Cette sélection ne serait pas complète si l’on n’évoquait pas l’une des utilisations les plus naturelles de l’iPad sur un plateau de tournage : la possibilité de se substituer à un téléprompteur. Il existe déjà une bonne dizaine de kit de montage disponibles sur le marché (avec glace, bras magique, housse, platine) comme celui-la fabriqué par Datavideo . Les coûts s’étendent de 300 à un peu plus de 1000 euros et sont associés à l’application iPad de votre choix. Cependant, quitte à construire un vrai prompteur, autant se servir des programmes qui supportent les télécommandes. Il peut s’agir de modèles filaires pilotés par le présentateur, ou même d’iPhones (ou autres périphériques iOS) via une connexion Wifi ou Bluetooth. Dans ce cas, c’est l’équipe de réalisation qui ajustera tranquillement le défilement. Parmi les meilleures applis, nous retenons Teleprompt+ for iPad, qui, pour une douzaine d’euros, offre toutes les fonctionnalités évoquées. Moins cher (79 centimes) et sans télécommande mais avec la possibilité d’un enregistrement audio, on trouve aussi Best Prompter ou iCue 4 euros).

Pour le son

Si l’iPad n’a pas d’entrées vidéo, il a bel et bien des entrées audio, ce qui peut le transformer en enregistreur numérique haute qualité, moyennant l’achat d’un simple adaptateur Line/Mic In vers iPad. Vous pouvez vous tourner vers FiRe Field Recoder (pour iPhone), à 5 euros. De plus, tout comme pour le domaine de la lumière, les éditeurs de logiciels audio sont plus en avance qu’en vidéo. On trouve donc déjà ainsi un grand nombre de logiciels qui permettent de contrôler les principales consoles audio (Protools, Cubase etc) pour la bonne et simple raison que le mixage à la volée au doigt est bien plus instinctif et précis que de jouer avec la souris. Dans ce domaine, rendez-vous d’abord avec Proremote, coûteuse (63 euros), mais parfaitement professionnelle et sans faille. AC- 7 Core est une alternative bien moins onéreuse (6 euros) et tout aussi performante : elle prend en charge une dizaine d’applications via le contrôleur midi de l’ordinateur . Ces deux applications arrivent aussi à contrôler Final Cut via quelques bidouillages.

Et aussi :

Avid Studio for Ipad, pour monter sur la tablette avec le même système que sur les autres logiciels de l’éditeur, 4 euros.

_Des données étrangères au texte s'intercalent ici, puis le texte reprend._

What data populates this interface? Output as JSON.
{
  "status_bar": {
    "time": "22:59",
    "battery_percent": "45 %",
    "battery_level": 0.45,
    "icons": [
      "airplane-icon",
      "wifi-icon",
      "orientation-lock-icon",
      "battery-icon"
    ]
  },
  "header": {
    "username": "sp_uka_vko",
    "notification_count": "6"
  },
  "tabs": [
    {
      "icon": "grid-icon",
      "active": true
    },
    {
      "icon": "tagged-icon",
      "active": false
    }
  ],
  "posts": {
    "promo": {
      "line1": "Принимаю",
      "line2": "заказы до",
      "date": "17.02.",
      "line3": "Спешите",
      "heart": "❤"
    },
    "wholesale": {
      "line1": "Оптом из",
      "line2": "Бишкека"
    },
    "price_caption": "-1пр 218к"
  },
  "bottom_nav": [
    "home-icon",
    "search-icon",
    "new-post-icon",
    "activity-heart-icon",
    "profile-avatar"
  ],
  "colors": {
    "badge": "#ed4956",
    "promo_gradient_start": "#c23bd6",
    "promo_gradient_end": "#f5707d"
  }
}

Pocket Call Sheet, 5 euros, une feuille de service interactive et partageable directement depuis les tablettes.

AJA Data Calc, pour saisir le codec, la durée de tournage et savoir immédiatement quelle place sera occupée sur le disque dur ou la carte mémoire, gratuit.

vWave-Lite, pour contrôler Color d’Apple, via trois grosses molettes, comme sur un vrai pupitre d’étalonnage. Gratuit.

RealD Professional Stereo3D Calculator, pour calculer tous les réglages des rigs en fonction de la scène à tourner. 89 euros.